Ok, let’s get into the players shall we? Because I think most people get military analogies, I’m going to explain and present in that fashion.
Lactobacillus (5-6 strains)
Like the Marines and are responsible for “the first assault”
Bifidobacterium (2-4 strains)
Like an Army Core of Engineers who are responsible for building infrastructure, bifidobacs’ job is to colonize and stay
Like Navy Seals or Army Rangers are built to withstand volatile conditions and harsh environments, bacillus are the special forces arm of the good bacteria peacekeeping unit
All of these strains are necessary for ideal functioning of our gut and immune system. You can think about it as a soccer team, or a baseball team, or whatever team you want. When you showing symptoms of gas and bloating, food allergies, autoimmune conditions, etc, it is likely that all your players are not out on the field. You have some spots missing. Your first baseman and pitcher are out. Your point guard isn’t playing. You get the picture. It’s hard to compete and get the job done when you’re competing a couple people down. In this case it could be millions or billions of people down! In this case, yes, supplementing some probiotics may be worth it. But even still, if you supplement with the wrong one and add to a potential overabundance, you may not react well. That is when you may try a new probiotic that better suits you.
Ok, so when is it not good to take a probiotic? For those who have been diagnosed or may think they have something called SIBO or small intestinal bacterial overgrowth, it may be best to hold off on a probiotic.

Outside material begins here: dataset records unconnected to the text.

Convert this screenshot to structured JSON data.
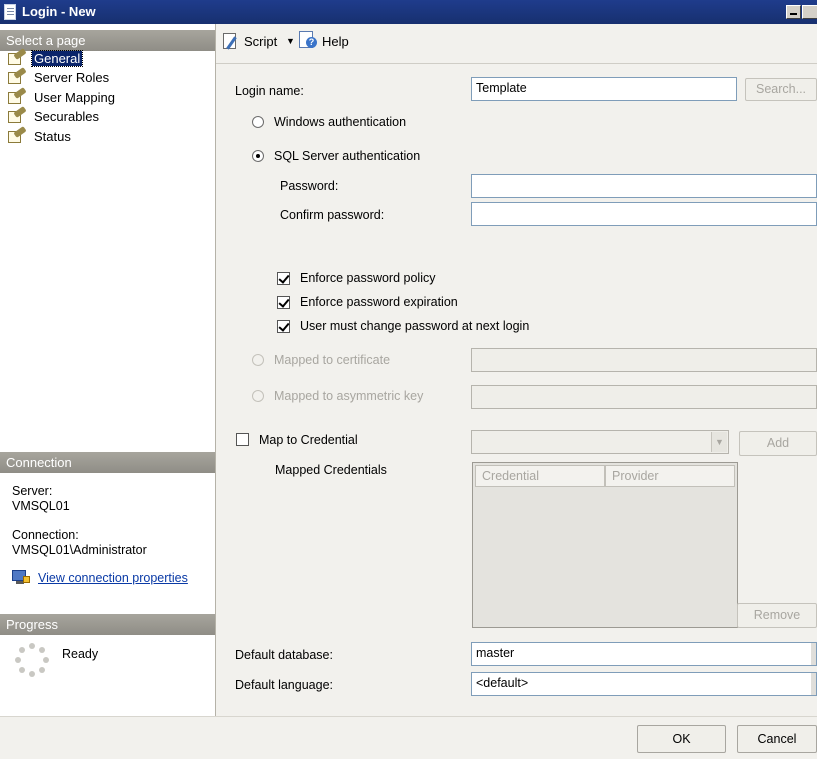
{
  "window": {
    "title": "Login - New"
  },
  "sidebar": {
    "select_page_header": "Select a page",
    "pages": [
      {
        "label": "General",
        "selected": true
      },
      {
        "label": "Server Roles",
        "selected": false
      },
      {
        "label": "User Mapping",
        "selected": false
      },
      {
        "label": "Securables",
        "selected": false
      },
      {
        "label": "Status",
        "selected": false
      }
    ],
    "connection": {
      "header": "Connection",
      "server_label": "Server:",
      "server_value": "VMSQL01",
      "connection_label": "Connection:",
      "connection_value": "VMSQL01\\Administrator",
      "view_link": "View connection properties"
    },
    "progress": {
      "header": "Progress",
      "status": "Ready"
    }
  },
  "toolbar": {
    "script_label": "Script",
    "help_label": "Help"
  },
  "form": {
    "login_name_label": "Login name:",
    "login_name_value": "Template",
    "search_button": "Search...",
    "windows_auth_label": "Windows authentication",
    "sql_auth_label": "SQL Server authentication",
    "password_label": "Password:",
    "password_value": "",
    "confirm_password_label": "Confirm password:",
    "confirm_password_value": "",
    "enforce_policy_label": "Enforce password policy",
    "enforce_expiration_label": "Enforce password expiration",
    "must_change_label": "User must change password at next login",
    "mapped_cert_label": "Mapped to certificate",
    "mapped_key_label": "Mapped to asymmetric key",
    "map_credential_label": "Map to Credential",
    "add_button": "Add",
    "mapped_credentials_label": "Mapped Credentials",
    "grid_columns": [
      "Credential",
      "Provider"
    ],
    "remove_button": "Remove",
    "default_database_label": "Default database:",
    "default_database_value": "master",
    "default_language_label": "Default language:",
    "default_language_value": "<default>"
  },
  "footer": {
    "ok_button": "OK",
    "cancel_button": "Cancel"
  },
  "colors": {
    "titlebar": "#1f3c8c",
    "selection": "#0a246a",
    "panel_header": "#9a988f",
    "link": "#0a3aa6"
  }
}
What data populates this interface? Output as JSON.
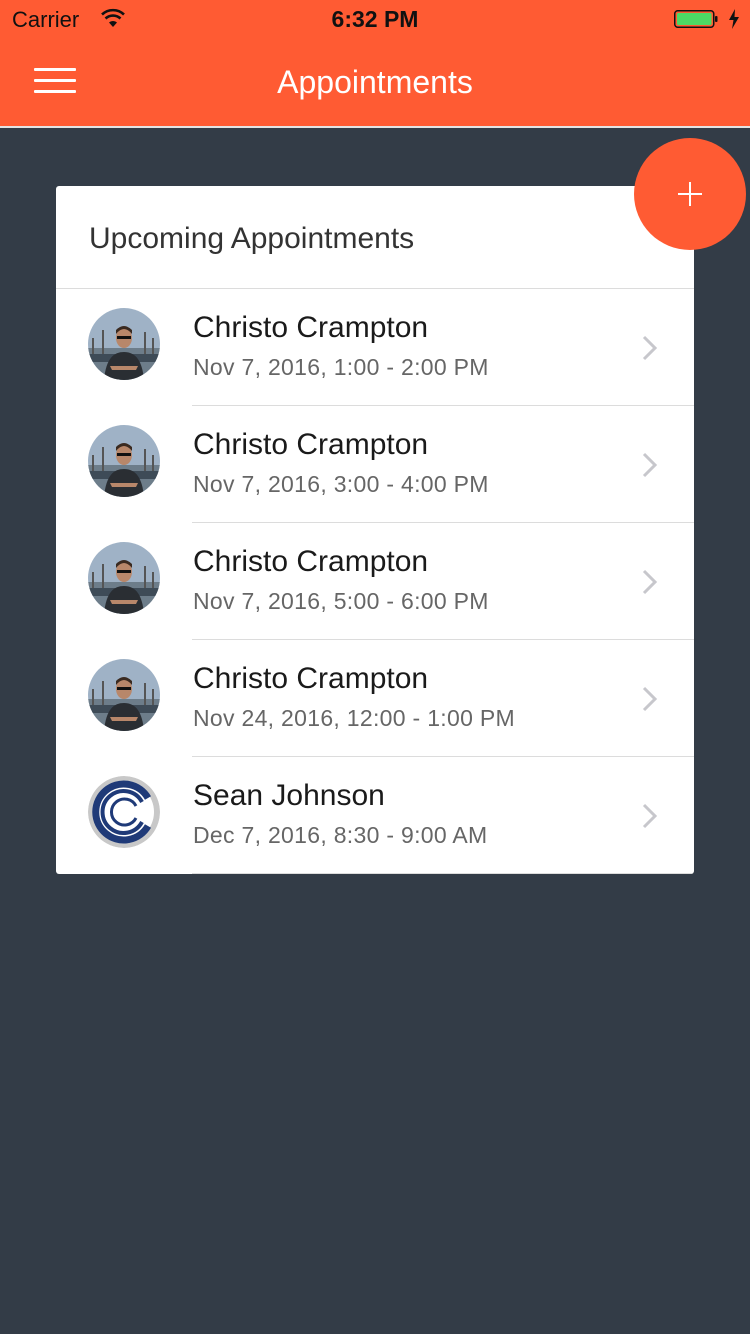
{
  "status_bar": {
    "carrier": "Carrier",
    "time": "6:32 PM"
  },
  "nav": {
    "title": "Appointments"
  },
  "card": {
    "title": "Upcoming Appointments",
    "appointments": [
      {
        "name": "Christo Crampton",
        "datetime": "Nov 7, 2016, 1:00 - 2:00 PM",
        "avatar": "person-photo"
      },
      {
        "name": "Christo Crampton",
        "datetime": "Nov 7, 2016, 3:00 - 4:00 PM",
        "avatar": "person-photo"
      },
      {
        "name": "Christo Crampton",
        "datetime": "Nov 7, 2016, 5:00 - 6:00 PM",
        "avatar": "person-photo"
      },
      {
        "name": "Christo Crampton",
        "datetime": "Nov 24, 2016, 12:00 - 1:00 PM",
        "avatar": "person-photo"
      },
      {
        "name": "Sean Johnson",
        "datetime": "Dec 7, 2016, 8:30 - 9:00 AM",
        "avatar": "logo-c"
      }
    ]
  },
  "icons": {
    "menu": "hamburger-menu-icon",
    "add": "plus-icon",
    "row": "chevron-right-icon",
    "wifi": "wifi-icon",
    "battery": "battery-icon"
  },
  "colors": {
    "accent": "#ff5b33",
    "background": "#333c47",
    "card": "#ffffff",
    "battery": "#4cd964"
  }
}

Why? Because with people that have SIBO, there is an overgrowth of bacteria in the small intestine and taking a probiotic may only magnify the issue. It is important to begin reducing the number of bacteria in the small intestine first and then you may consider adding in a spore forming or SBO (soil based organism) probiotic where they make it to the colon and reside there. They do not feed the SIBO like that of Lactobacillus.
So, the answer to, “Do I need to take probiotics for the rest of my life?” If your microbiome and immune system are functioning optimally and you are eating fermented foods to help expose yourself to natural probiotics I would say no. You do not need probiotic supplementation. Not unless you were to get a surgery or take an antibiotic for some reason, then considering some supplementation may be necessary.